My college years were a pivotal phase of life for me.  I began to learn what real, deep relationships could look like--relationships that weren't based on attraction, but on something deeper.  Now, don't get me wrong; I believe that attraction is important.  But I think too many relationships these days are based on attraction.

As such, when I began to consider dating my husband, Josh, chemistry was a huge factor for me.  We had been what I now call "very successfully platonic friends" for years before dating.  He was squarely in the friend zone.  I thought he was attractive, but I was not comfortable thinking about (to put it bluntly) the two of us having sex.  There was just an "ew" factor because of our history and friendship.  We had great chemistry in other ways (belief systems, social interaction, non-verbal communication), but we did not have great sexual chemistry.  I remember, upon our early weeks of dating, telling Leah that I liked Josh, but I wasn't dying to have sex with him.  I worried out loud to her that our relationship wouldn't go anywhere because of this.  She told me a bit about her relationship with Bill, and advised me to "give it 6 months."  If I still didn't want to have sex with him, she said to call it quits.  Well, long story short, it worked!  Our sexual chemistry grew as a result of amazing connectedness, friendship, and shared vision.  And I can honestly say that my attraction to him has grown stronger over the past 4 years instead of weaker.  My hope is that as time ages us, and kids drain us, and work busies us, our attraction will continue to grow in new and exciting ways.

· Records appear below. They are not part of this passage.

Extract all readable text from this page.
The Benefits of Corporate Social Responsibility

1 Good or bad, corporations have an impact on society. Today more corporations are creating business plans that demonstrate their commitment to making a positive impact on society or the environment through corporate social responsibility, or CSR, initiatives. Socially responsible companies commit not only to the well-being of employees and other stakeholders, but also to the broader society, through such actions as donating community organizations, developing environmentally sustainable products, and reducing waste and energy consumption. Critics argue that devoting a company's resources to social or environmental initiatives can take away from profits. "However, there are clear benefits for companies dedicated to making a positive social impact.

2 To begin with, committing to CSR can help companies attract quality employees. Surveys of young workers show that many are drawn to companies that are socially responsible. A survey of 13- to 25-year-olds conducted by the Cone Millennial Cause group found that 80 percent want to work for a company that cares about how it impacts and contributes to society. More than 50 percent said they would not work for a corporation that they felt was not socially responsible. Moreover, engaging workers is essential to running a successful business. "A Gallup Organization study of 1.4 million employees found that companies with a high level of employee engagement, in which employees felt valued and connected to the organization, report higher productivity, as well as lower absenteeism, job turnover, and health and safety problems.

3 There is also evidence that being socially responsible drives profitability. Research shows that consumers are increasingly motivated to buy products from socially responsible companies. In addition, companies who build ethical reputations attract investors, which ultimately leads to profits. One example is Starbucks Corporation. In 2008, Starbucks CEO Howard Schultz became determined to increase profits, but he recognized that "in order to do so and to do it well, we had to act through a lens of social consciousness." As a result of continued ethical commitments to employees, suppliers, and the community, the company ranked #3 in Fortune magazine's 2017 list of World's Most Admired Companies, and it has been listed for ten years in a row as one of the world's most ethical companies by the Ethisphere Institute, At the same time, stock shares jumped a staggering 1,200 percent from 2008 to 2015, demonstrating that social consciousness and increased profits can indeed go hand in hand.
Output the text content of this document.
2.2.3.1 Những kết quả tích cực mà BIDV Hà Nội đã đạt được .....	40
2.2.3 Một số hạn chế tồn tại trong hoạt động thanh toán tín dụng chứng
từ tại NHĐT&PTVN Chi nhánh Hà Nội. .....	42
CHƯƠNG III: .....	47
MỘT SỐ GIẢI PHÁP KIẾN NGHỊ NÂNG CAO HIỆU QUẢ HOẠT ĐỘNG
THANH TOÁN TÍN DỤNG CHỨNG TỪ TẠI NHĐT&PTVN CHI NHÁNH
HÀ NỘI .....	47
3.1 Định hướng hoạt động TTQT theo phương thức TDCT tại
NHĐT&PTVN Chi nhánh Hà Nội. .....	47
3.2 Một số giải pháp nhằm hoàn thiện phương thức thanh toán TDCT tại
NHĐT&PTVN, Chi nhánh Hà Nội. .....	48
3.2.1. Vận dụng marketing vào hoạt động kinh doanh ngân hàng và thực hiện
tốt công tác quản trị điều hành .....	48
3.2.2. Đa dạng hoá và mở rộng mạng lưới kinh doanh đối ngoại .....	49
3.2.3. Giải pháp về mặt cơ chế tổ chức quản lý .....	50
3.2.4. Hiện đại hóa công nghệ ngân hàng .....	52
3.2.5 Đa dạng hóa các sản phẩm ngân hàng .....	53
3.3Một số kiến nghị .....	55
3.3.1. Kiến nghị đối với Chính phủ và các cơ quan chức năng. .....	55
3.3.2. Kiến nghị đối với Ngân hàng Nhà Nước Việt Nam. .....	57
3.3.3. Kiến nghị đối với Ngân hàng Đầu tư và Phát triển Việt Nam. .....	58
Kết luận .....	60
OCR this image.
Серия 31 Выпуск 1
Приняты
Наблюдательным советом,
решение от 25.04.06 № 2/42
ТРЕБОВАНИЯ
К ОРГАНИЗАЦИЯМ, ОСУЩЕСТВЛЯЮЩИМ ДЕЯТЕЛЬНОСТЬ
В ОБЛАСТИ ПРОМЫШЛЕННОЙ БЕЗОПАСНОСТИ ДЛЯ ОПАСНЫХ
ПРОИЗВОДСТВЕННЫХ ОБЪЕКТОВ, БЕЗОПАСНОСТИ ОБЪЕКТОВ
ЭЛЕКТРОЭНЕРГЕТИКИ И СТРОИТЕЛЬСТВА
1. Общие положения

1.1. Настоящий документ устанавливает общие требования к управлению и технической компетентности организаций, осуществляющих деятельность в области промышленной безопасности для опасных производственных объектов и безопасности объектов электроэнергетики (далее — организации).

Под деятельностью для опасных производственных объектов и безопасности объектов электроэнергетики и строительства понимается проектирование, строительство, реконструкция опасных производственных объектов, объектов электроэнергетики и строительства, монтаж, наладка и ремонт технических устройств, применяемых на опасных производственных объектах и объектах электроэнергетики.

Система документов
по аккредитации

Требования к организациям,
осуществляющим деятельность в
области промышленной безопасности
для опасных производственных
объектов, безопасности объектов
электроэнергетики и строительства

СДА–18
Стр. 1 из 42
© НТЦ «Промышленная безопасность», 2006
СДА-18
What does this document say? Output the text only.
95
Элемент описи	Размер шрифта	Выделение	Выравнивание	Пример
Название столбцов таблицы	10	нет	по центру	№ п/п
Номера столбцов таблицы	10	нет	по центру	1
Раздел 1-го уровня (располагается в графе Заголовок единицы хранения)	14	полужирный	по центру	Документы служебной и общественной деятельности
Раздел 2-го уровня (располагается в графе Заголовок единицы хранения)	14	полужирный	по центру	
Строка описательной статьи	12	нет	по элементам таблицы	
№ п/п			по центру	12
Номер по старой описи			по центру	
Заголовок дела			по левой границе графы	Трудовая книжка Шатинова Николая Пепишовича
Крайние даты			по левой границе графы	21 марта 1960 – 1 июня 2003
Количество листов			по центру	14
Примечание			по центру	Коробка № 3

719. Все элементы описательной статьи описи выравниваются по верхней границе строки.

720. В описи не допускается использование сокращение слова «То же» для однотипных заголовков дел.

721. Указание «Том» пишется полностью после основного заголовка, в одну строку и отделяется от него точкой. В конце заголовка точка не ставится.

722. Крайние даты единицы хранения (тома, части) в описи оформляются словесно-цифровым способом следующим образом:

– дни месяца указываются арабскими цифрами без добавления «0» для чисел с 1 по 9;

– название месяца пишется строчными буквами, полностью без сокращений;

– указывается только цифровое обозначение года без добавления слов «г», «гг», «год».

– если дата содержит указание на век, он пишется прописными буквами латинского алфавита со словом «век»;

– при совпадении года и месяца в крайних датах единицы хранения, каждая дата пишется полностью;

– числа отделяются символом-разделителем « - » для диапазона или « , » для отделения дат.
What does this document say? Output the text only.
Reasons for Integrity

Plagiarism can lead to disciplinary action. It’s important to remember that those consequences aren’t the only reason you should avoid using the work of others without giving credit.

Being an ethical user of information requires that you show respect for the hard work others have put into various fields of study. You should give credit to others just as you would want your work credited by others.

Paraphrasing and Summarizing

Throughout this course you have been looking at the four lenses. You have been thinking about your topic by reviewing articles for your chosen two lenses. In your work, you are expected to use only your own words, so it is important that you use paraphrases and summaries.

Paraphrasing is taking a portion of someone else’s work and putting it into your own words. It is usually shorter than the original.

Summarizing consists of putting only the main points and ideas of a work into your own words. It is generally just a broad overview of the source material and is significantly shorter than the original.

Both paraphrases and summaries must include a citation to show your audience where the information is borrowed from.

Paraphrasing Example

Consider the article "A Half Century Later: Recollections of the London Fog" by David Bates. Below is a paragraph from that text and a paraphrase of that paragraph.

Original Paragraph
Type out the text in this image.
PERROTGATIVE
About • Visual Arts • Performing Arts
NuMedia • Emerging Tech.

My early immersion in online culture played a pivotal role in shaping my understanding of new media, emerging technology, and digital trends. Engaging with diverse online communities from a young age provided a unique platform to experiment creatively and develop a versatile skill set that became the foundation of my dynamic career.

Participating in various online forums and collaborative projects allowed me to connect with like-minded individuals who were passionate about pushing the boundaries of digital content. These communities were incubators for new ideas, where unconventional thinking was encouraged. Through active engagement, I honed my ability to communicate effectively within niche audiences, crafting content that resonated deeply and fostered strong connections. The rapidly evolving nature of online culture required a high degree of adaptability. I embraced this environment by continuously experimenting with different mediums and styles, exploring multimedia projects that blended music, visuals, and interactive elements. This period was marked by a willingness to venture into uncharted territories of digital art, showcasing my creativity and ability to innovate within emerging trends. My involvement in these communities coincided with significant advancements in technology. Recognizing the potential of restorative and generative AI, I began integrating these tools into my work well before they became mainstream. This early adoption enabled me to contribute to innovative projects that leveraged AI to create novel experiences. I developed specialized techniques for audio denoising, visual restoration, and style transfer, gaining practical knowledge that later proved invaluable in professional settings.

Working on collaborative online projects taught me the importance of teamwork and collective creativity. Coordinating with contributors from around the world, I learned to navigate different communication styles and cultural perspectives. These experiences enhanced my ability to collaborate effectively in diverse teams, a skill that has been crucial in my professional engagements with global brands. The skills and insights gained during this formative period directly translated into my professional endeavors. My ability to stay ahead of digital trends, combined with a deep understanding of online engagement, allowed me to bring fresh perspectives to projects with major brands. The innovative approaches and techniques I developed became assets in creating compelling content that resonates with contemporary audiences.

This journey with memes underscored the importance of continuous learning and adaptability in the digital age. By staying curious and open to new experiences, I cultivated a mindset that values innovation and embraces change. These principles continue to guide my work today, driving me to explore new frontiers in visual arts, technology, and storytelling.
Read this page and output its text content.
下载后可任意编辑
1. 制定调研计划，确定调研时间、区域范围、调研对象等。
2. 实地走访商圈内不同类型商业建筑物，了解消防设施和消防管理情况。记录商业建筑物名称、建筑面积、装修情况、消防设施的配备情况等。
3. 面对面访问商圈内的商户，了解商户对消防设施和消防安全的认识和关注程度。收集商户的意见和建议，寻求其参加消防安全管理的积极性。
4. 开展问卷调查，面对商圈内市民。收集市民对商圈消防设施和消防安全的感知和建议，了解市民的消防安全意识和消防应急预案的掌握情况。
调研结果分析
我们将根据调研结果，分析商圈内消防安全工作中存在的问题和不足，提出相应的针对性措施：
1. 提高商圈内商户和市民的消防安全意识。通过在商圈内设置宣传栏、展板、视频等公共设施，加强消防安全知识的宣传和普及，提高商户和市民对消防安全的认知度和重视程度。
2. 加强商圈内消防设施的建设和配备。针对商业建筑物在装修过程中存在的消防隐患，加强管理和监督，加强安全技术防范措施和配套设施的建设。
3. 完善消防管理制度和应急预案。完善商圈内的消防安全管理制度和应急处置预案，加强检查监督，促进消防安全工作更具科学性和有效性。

As always, I would love to hear thoughts on this, especially from people with different experiences.  For instance, my guess is that many successful marriages were entered into because of physical attraction.  So I'd love to hear from someone with this experience.  What role does it play in these marriages (if you're in one)?  And how does the role of attraction change over time?  Singles out in the dating world?  Dating couples?  Married for 1, 5, or 50 years?  I'd love to hear from all of you.

*Now I'm not saying that if you are attracted to the person that it can't fade over time as well.  Of course, it is possible for you to begin to straight-up dislike your partner, and that does not bode well for attraction to grow.  This is why I think some arranged marriages work beautifully, and some fail miserably: it can go either way depending on the other factors involved.